Fellow at @intridea, co-founder of @divshot, creator of @quptv, purveyor of fine open source software for the web.
Unfortunately pretty much none of it was working for me (latest Chrome). Couldn't create a canvas so I used your existing link. I could add a sticky note but couldn't drag it or change the text. Pretty neat idea though! | |||
Thanks !!
It's a lack of testing in other browsers :( We can use it in Chrome and Safari without problems but it was our first time with html5 canvas and used a jQuery Library for that is in beta so... We are planning to change this from html5 canvas to plain html and javascript.
Thanks for your vote and feedback!
Seems to be very well done real-time collaboration work. I'm curious, did you roll the real-time stuff from scratch? Do you have any plans to open source any of this? I have...uses for it :) | |||
It isn't very well done :) I guess that you saw the video - we were really trying not to break things :P
The fact is that the syncing algorithm was the biggest challenge. We couldn't follow Google Doc's way, because they aren't using contenteditable. They aren't using HTML. They rendering every letter from scratch and listen for every user action.
CKEditor is based on contenditable and that lets us integrate it directly with websites. We don't listen on every user action and draw editor contents, browser does this. Unfortunately, then we have to sync DOM, not user actions. And here problems begin :) It's very hard to diff and sync DOM without breaking caret and many other things. We wrote these algorithms from scratch and they can do basic diffing and syncing (we prevent diverging, because we implemented kind of SCM :).
The problem is that now, when someone type, text node or element is removed and new one is inserted on the same level. This is enough when two users type in separate blocks, but when they do this in one, then their carets are reset because I'm deleting&inserting text nodes in which they are :). Another problem is with synchronising changes like paragraph -> h1, because we should restore other carets that were there. Etc. etc. A lot of problems have to be solved to make EPIC usable.
But we're planning to try this. Luckily, we're CKEditor core developers, so we have some background that is essential for this project. I hope we'll be able to solve some critical issues and we definitely open source this project. In fact, we'll publish code in few days.

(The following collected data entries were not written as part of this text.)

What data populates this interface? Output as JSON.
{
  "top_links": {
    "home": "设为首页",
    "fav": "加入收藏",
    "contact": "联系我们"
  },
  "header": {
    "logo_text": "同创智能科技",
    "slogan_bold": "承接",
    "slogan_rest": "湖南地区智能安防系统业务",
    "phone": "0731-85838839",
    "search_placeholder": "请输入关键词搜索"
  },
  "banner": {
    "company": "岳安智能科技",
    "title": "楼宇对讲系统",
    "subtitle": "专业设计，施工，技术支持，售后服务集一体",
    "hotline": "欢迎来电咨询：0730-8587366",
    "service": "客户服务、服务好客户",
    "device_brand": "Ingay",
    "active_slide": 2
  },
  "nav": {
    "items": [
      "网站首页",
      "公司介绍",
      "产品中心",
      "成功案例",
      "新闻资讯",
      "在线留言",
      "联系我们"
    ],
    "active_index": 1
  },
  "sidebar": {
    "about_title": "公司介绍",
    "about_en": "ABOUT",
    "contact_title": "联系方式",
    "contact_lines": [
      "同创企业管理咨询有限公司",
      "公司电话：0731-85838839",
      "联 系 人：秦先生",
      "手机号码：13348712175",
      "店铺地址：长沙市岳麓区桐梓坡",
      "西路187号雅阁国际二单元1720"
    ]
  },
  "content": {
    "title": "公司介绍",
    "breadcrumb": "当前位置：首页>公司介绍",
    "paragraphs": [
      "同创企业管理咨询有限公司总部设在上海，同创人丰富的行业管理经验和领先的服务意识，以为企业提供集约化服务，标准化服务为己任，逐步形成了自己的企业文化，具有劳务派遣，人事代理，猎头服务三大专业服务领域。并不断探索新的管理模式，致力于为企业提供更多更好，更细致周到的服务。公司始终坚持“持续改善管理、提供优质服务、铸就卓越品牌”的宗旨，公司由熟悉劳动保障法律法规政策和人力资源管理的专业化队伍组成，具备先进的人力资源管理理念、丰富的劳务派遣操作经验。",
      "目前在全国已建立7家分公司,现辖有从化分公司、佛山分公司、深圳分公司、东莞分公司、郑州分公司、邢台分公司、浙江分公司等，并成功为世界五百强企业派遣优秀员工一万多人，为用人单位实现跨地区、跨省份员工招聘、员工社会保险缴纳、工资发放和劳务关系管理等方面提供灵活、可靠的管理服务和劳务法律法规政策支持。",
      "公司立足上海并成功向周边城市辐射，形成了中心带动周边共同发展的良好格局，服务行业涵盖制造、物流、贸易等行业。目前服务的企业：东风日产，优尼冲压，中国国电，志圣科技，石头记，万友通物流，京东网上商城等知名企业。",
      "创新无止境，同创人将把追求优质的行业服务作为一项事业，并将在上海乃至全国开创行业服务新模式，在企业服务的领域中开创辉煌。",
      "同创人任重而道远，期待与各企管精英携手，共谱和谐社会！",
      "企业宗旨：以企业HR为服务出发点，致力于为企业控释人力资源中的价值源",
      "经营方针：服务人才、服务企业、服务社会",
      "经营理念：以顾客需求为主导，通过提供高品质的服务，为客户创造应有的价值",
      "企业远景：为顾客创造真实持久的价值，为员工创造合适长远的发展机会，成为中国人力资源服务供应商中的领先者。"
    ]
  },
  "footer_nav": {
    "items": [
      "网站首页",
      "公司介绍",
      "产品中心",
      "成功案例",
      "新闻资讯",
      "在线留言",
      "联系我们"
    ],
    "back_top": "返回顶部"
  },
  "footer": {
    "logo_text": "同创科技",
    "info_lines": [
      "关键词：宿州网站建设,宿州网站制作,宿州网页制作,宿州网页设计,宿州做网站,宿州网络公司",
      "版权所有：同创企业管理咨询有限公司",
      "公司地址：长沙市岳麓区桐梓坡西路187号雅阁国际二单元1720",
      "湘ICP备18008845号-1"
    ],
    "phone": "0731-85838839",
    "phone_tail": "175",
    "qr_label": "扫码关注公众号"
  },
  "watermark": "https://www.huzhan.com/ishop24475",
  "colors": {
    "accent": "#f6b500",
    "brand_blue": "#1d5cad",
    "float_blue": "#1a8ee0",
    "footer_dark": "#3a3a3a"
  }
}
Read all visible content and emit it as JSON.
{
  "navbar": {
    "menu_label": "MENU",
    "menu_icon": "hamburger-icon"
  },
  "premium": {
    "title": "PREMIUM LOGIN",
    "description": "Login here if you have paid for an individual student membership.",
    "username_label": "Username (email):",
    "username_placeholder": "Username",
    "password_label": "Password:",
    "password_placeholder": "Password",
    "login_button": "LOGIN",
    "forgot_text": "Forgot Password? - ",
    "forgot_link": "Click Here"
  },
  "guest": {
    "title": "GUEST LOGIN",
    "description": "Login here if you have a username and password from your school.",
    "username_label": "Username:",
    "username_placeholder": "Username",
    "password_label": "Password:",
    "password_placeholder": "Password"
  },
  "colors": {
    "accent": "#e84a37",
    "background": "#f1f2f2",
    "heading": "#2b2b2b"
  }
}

Love the simplicity of the app, gets out of the way and all very quick to manage. Could probably use some things like email notifications when people sign up for things etc. Solid effort! | |||
Wow. Really impressive effort for 48 hours. It's not very clear that right now you're only analyzing JS (tried it on a Ruby project or two and got nothing back) so might be something to look for. Also, would be great to be able to have a .canaryignore -- all of the worst complexity files in my project were library files like handlebars and underscore. Regardless, fantastic effort. Have to knock you on innovation a bit because CodeClimate is pretty much the same thing (in the Ruby world) but I knocked you back up a bit for your clever branding and video. Great job! | |||
We got knocked up AGAIN? ;)
Cool idea but it looks like you weren't able to take it as far as you'd have liked. While I like the simple modern look your icon-only design made usability suffered (I have no idea what 90% of the buttons are supposed to do). Bummer that you didn't have the team you were hoping to have, would love to see what could have been :) | |||
Group chat would normally get a 0 on the innovation scale, but I do like the "functions" concept and if made extensible that could be really cool (although Google didn't have much luck with Wave). Clean, simple design is nice but this is a super-crowded space and I'm not sure there's enough to differentiate this from Campfire, HipChat, Flowdock, Grove, etc. Still, a nice app, well done. | |||
Thank you! We have some ideas how to differentiate, we will see :)
Nice simple concept and something that I think would be useful to a number of people. My problem is that for this to work well it would actually have to be hosted on some unassailable uptime server disconnected from all common public clouds. I'm not sure that something like that makes sense for a Node Knockout entry. There's the start of something neat here, I'd just like to see more functionality. | |||
This has, unfortunately, been done a dozen different ways over the years and never with much success. There's an inherent problem of network effects: the web is a big place, chatting with people on anything but the biggest, most popular websites is going to be impossible. For instance, no one was online when I tried to chat at your own entry page. Probably should also associate with existing social accounts (FB, Twitter) and tell me where my friends are browsing or something to try to loop in more engagement. | |||
Thanks for your advice! This was a concept that we wanted to test with other people around the world and with the nodeknockout community =D
Well executed, simple app. You get 5 stars for completion for not letting me try to send $1,000,000.00 to someone. Knocking you some on innovation if only because the mobile payment and "easy to send someone money via X" is very crowded. Well done and very snappy. | |||
Didn't know that you could use the accelerometer like that in JS...cool stuff! Good proof-of-concept game.